Albanien: Machtkampf in der Sozialistischen Partei
7. September 2006Nano gibt vor, Rama verfolge in seinen Ämtern nur persönliche Interessen. Er bezeichnete Rama zudem als "deformierte Kopie" des jetzigen konservativen Regierungschefs Sali Berisha. Der Kampf gegen "das Original", womit er Berisha meine, müsse mit einem Kampf innerhalb der eigenen Reihen beginnen – nämlich gegen Rama. Nano warf Rama vor, dieser betreibe "die Degradierung der Sozialistischen Partei". Taulant Bala, einer der Unterstützer von Nano, beteuerte gegenüber der Deutschen Welle: "Nano hat eine Bewegung geschaffen, deren Ziel die Gesundung der Partei ist. Es ist die beste Antwort auf die Willkür, die wir in der jetzigen Parteiführung unter Edi Rama feststellen."

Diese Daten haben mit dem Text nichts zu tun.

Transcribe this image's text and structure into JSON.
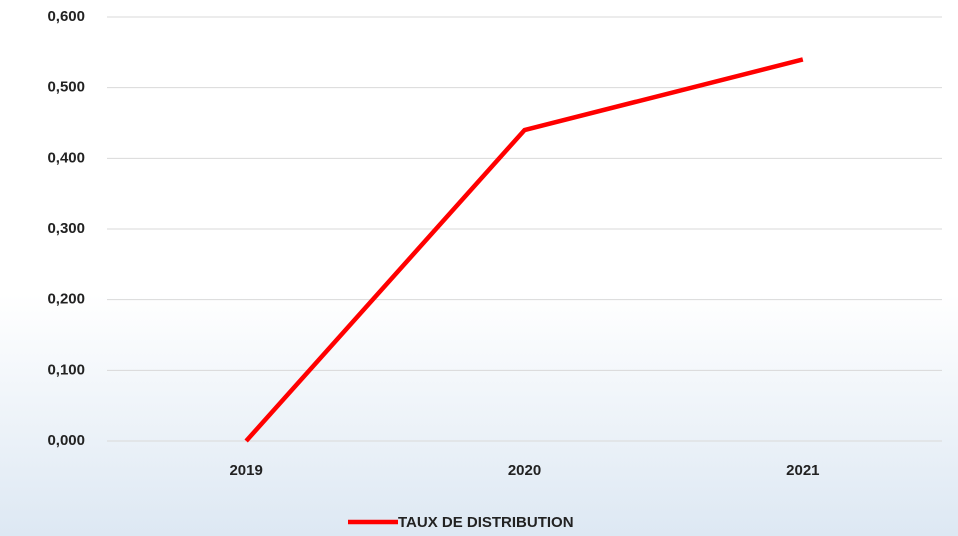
{
  "chart_data": {
    "type": "line",
    "categories": [
      "2019",
      "2020",
      "2021"
    ],
    "series": [
      {
        "name": "TAUX DE DISTRIBUTION",
        "color": "#ff0000",
        "values": [
          0,
          0.44,
          0.54
        ]
      }
    ],
    "ylim": [
      0,
      0.6
    ],
    "yticks": [
      {
        "value": 0,
        "label": "0,000"
      },
      {
        "value": 0.1,
        "label": "0,100"
      },
      {
        "value": 0.2,
        "label": "0,200"
      },
      {
        "value": 0.3,
        "label": "0,300"
      },
      {
        "value": 0.4,
        "label": "0,400"
      },
      {
        "value": 0.5,
        "label": "0,500"
      },
      {
        "value": 0.6,
        "label": "0,600"
      }
    ],
    "grid": true,
    "legend": "bottom"
  }
}
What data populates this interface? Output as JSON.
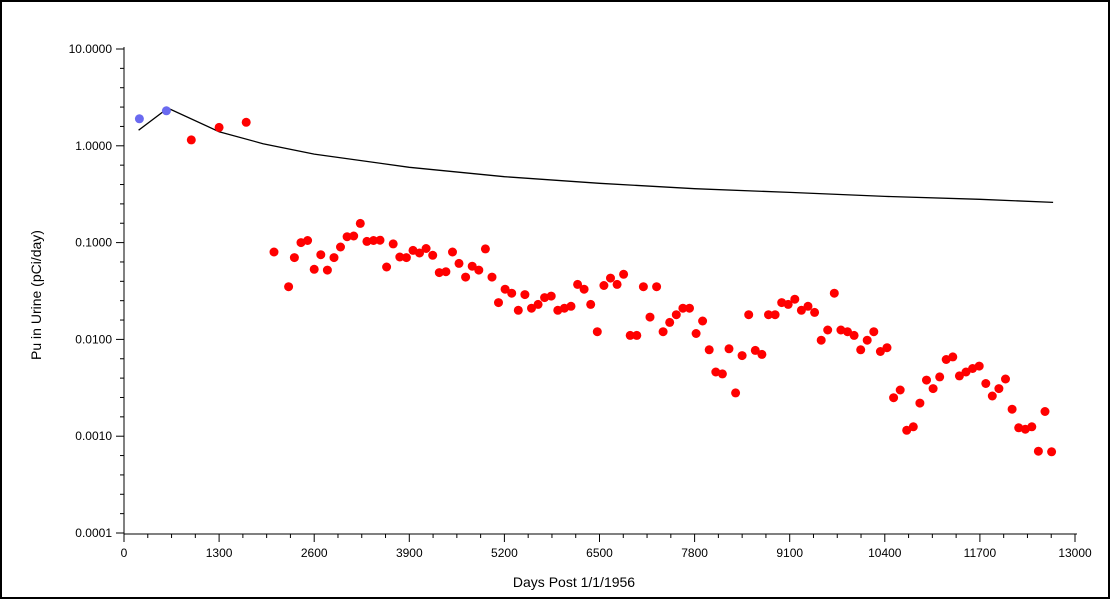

Parteiführung droht mit Ausschluss Nanos
Rama, der neben dem Parteivorsitz auch das Amt des Bürgermeisters von Tirana innehat, wischte die Angriffe von Nano beiseite, indem er die Kritik aus den eigenen Reihen als "atmosphärische Störungen" abtat. Er verteidigte seine politische Strategie für die kommenden Monate, die darauf abzielt, zuerst die Lokalwahlen, die bis zum Ende des Jahres stattfinden müssen, zu gewinnen und dann vorgezogene Parlamentswahlen im kommenden Jahr zu erzwingen. Rama betonte: "Unsere Agenda ist durch irgendwelche atmosphärischen Faktoren nicht abzuändern." In Bezug auf Nanos schillernde Vergangenheit – dessen Amtszeit als Premierminister war durch zahlreiche Skandale und Korruptionsvorwürfe in den Medien überschattet – sagte Rama, Nanos politische Karriere sei beendet. "Die Telenovellen sind vorüber", kommentierte Rama.
Zudem droht die Parteiführung Nano indirekt mit einem Parteiausschlussverfahren, falls dieser mit seiner Bewegung der Partei Schaden zufügen werde. Erion Brace, einer der Mitglieder des Parteipräsidiums erklärte: "Jeder, der gegen diese Agenda vorgeht, deren Ziel die Verkürzung der Amtszeit von Sali Berisha ist, stellt sich selbst außerhalb der Sozialistischen Partei. Und es wird keinerlei Zögern geben, diese Splittergruppe und alle ihre Unterstützer aus der Partei auszuschließen."
Nano gibt sich moderat
Nano hält die Drohung mit einem Parteiausschluss hingegen für einen schweren Fehler: "Es wäre ein sehr falscher Schritt, der Sozialistischen Partei mit dem Verlust ihres Repräsentanten zu drohen", betonte er. Nano, der selbst jahrzehntelang mit Berisha rivalisiert hatte, versucht nun, sich als moderat zu präsentieren. Er befürwortete das jüngste Abkommen zwischen den sozialistischen und den demokratischen Parteien, mit dem ein monatelanger Streit um die Reform des Wahlgesetzes beigelegt wurde. Zudem könne die politische Blockade des Landes nur überwunden werden, wenn, wie er sagte, "weise Vertreter der beiden großen Parteien" sich direkt träfen und ihre Konflikte beilegten.